These moments are dust
My husband sent me this video the other day. He has this thing where if he is crying at work he needs me to be crying at work too. I think we are both feeling acutely the passage of time these days. Our oldest is finishing his first year of high school and our baby went on his first sleepover this past weekend without his beloved Beary (a stuffed bear; we aren’t very creative). I’ve been up late at night worrying how I’m going to find time to promote Bless This Mess as we ramp up to launch in August. How will I keep up with my regular job, patients who need me, paperwork and scheduling, without sacrificing some of the little time it feels I have left with my kids?
Then Rachel Held Evans died on Saturday. We didn’t know her but we knew her words and her wisdom. Molly got to hear her speak at a conference less than a month ago. Rachel was one of our top five people we were “really really hoping will love our book!” Her name remains on the list to receive an early copy. No one seems to want to take it off, to acknowledge that her voice is really gone from this world. I know that feeling of wanting to rewind time in the wake of trauma and loss. I can only imagine how those who knew and loved her are feeling.
I also know from both personal and professional experience what it is for a child to lose a parent too soon. I am so so sad for Rachel’s children, who won’t know her smile or embrace when they need it. Who in many ways won’t even know what they are missing. I also know something about the ways it will probably shape their becoming. How it will make them vulnerable in places and strong in others. I’ve seen it many times before in many different children. They are amazing. They are the reason I give when people ask me how I do what I do for a living, how I sit with kids in pain and suffering. I do it for a very selfish reason. It makes me less afraid to see how strong and resilient kids are.
As a parent, I am most devastated for Rachel. That she won’t get the chance to be there for her children’s Becoming. It seems so wrong and so unfair. It makes me miss my kids who are right in front of me, knowing they won’t and can’t stay exactly who they are right now. We can’t pause time anymore than we can rewind it. Buddhism teaches us that this moment has already passed. Mindfulness isn’t so much being in the “now” as it is recognizing that the now is fleeting and noticing what is happening to and around us. The best we can do as parents is notice and love our children in this moment, even (maybe especially) when it’s hard. And try to not worry too much about what might happen next. That’s the message of Bless This Mess. To be a good enough parent is to be good enough for the kid you have right now. Remember, for better and for worse, it’s fleeting.

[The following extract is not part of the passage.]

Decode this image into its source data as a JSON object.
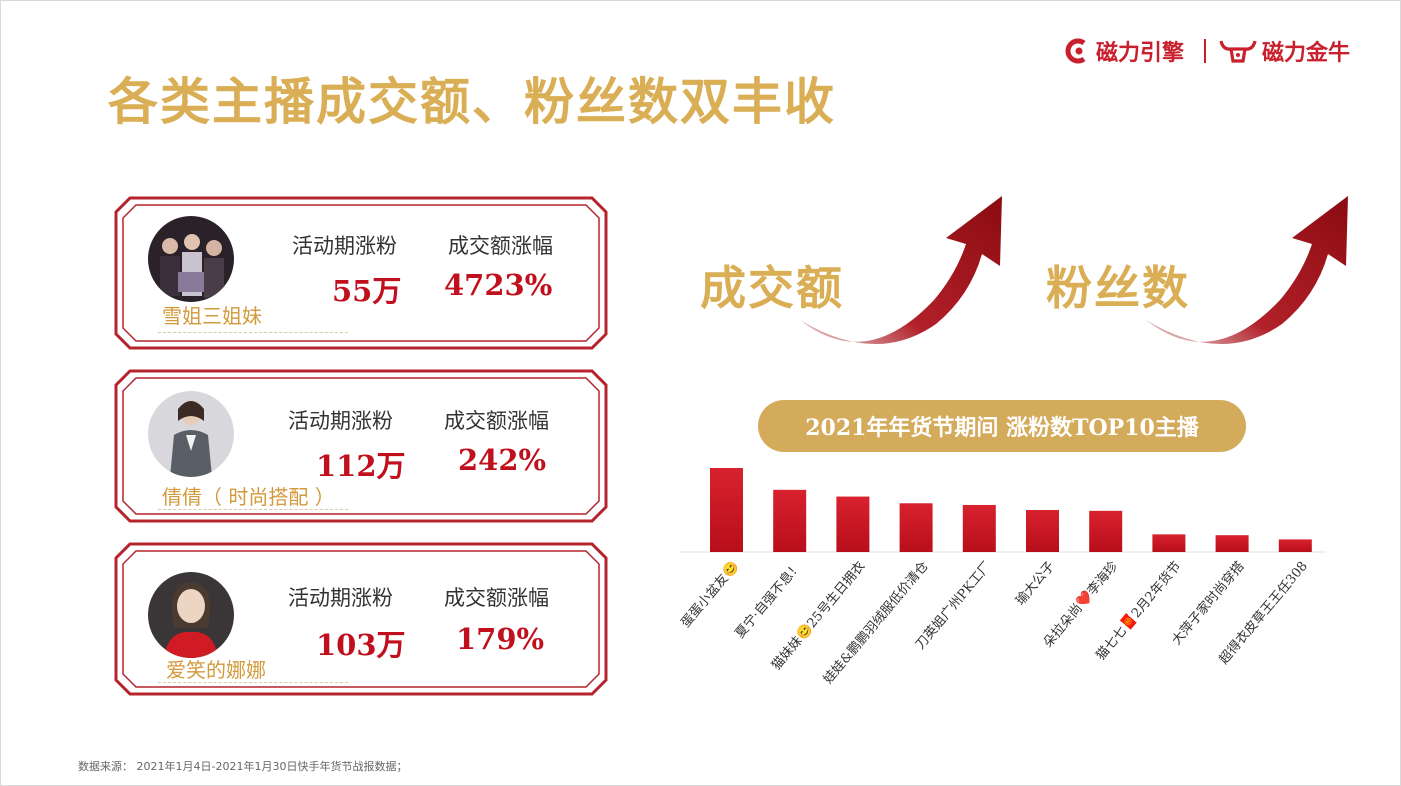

One of the best pieces of advice I’ve gotten as a working mom is that my career will be much longer than the time I have my kids at home with me. This helps me to put off to tomorrow what can wait and to focus on what can’t. I try hard not to beat myself up too much when this means a phone call goes unreturned or a bill unpaid, or when I have to turn down writing a grant or paper, going to a conference, or being on an exciting project. One of the other best pieces of advice I’ve gotten was when I told my graduate school advisor I was pregnant with Luke, half way between my Masters and my PhD. I was so worried she would think I was making a mistake. But her response was pure joy and a reminder, “There’s never a good time.” I would add to that, “There is only this time.”

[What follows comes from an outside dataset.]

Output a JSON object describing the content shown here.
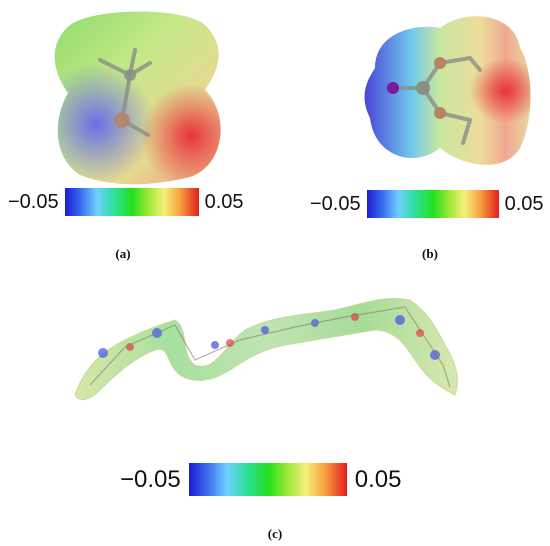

We hope that Bless This Mess will help parents live that out. There’s never a good time or a perfect child and you will never be perfect either. You don’t have to be. You just have to be good enough for today, for the child you have right now. Because you are all still Becoming and we never really know how much time we will have to become.
This doesn’t mean you have to love or savor every moment. As Glennon Doyle so aptly put it years ago, parenting happens in Kairos time. It’s not all joy all the time, not by a long shot. But as Glennon says, “It’s worth the hard.” Or as Molly and I say, “If it’s hard, you’re probably doing it right.”

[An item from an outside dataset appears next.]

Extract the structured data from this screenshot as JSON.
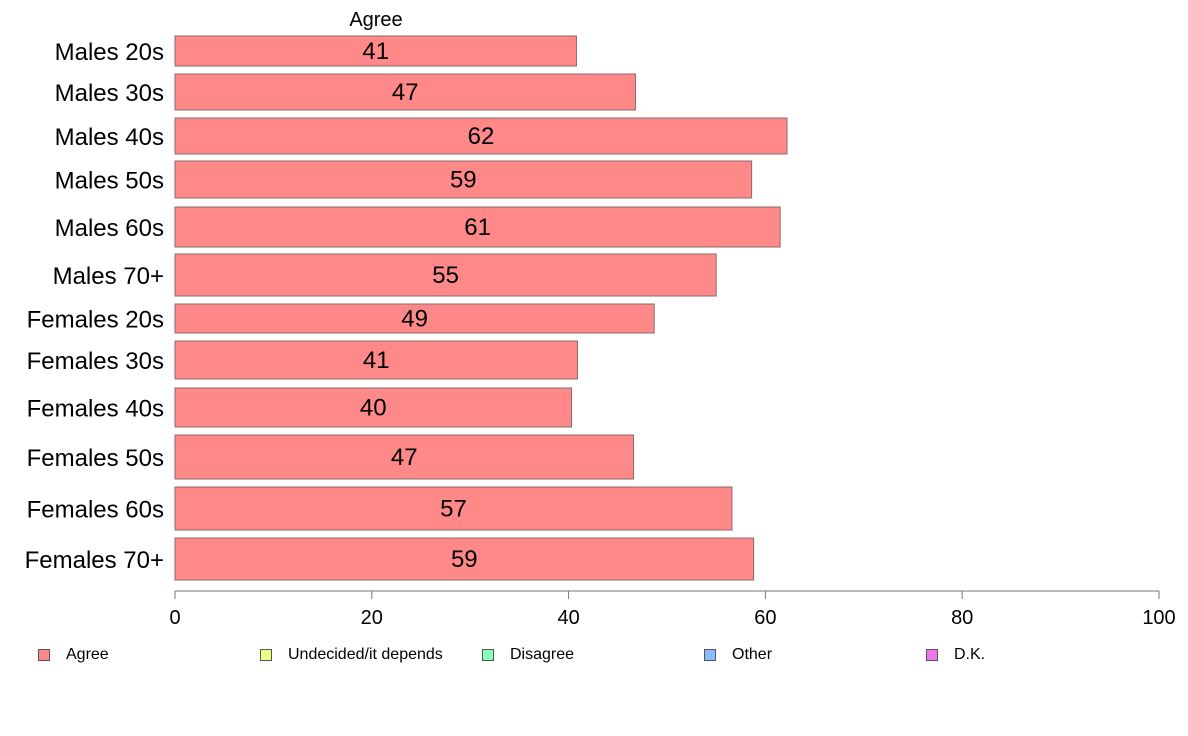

Once, when Luke was about three, I had to take him for bloodwork in the lab downstairs from his pediatrician. He knew what we were there for and was alternating between full on meltdown and deftly trying to escape altogether. The only other person in the waiting room was an elderly man reading the New York Times. I thought for sure he must be so annoyed. Just when I was having to physically wrestle and restrain Luke to keep him there, wondering if we should just screw it and come back another day, the man folded down the corner of his paper, looked me in the eyes and said, “You’re a really good mom.” I may have broken down in tears along with Luke.
Now, when I think back on that day, I remember how smart and savvy Luke was. We laugh when I tell the story about the point when he seemed to calm down and looked at me very seriously and told me, “Mama, I just have to go out to the car to get something.” And then he bolted. That man in the waiting room didn’t tell me to savor the moment because it would be gone too soon. Instead, he gave me the confidence I needed to stick out the hard so that now, more than 10 years later, the funny and the good of who my child was in that moment is what I remember most.
Today, I’m going to try to live in Kairos time, and remember that none of us knows how long ours will last. And if I see a parent struggling in the now, I’m going to remind them they are a good mom or dad.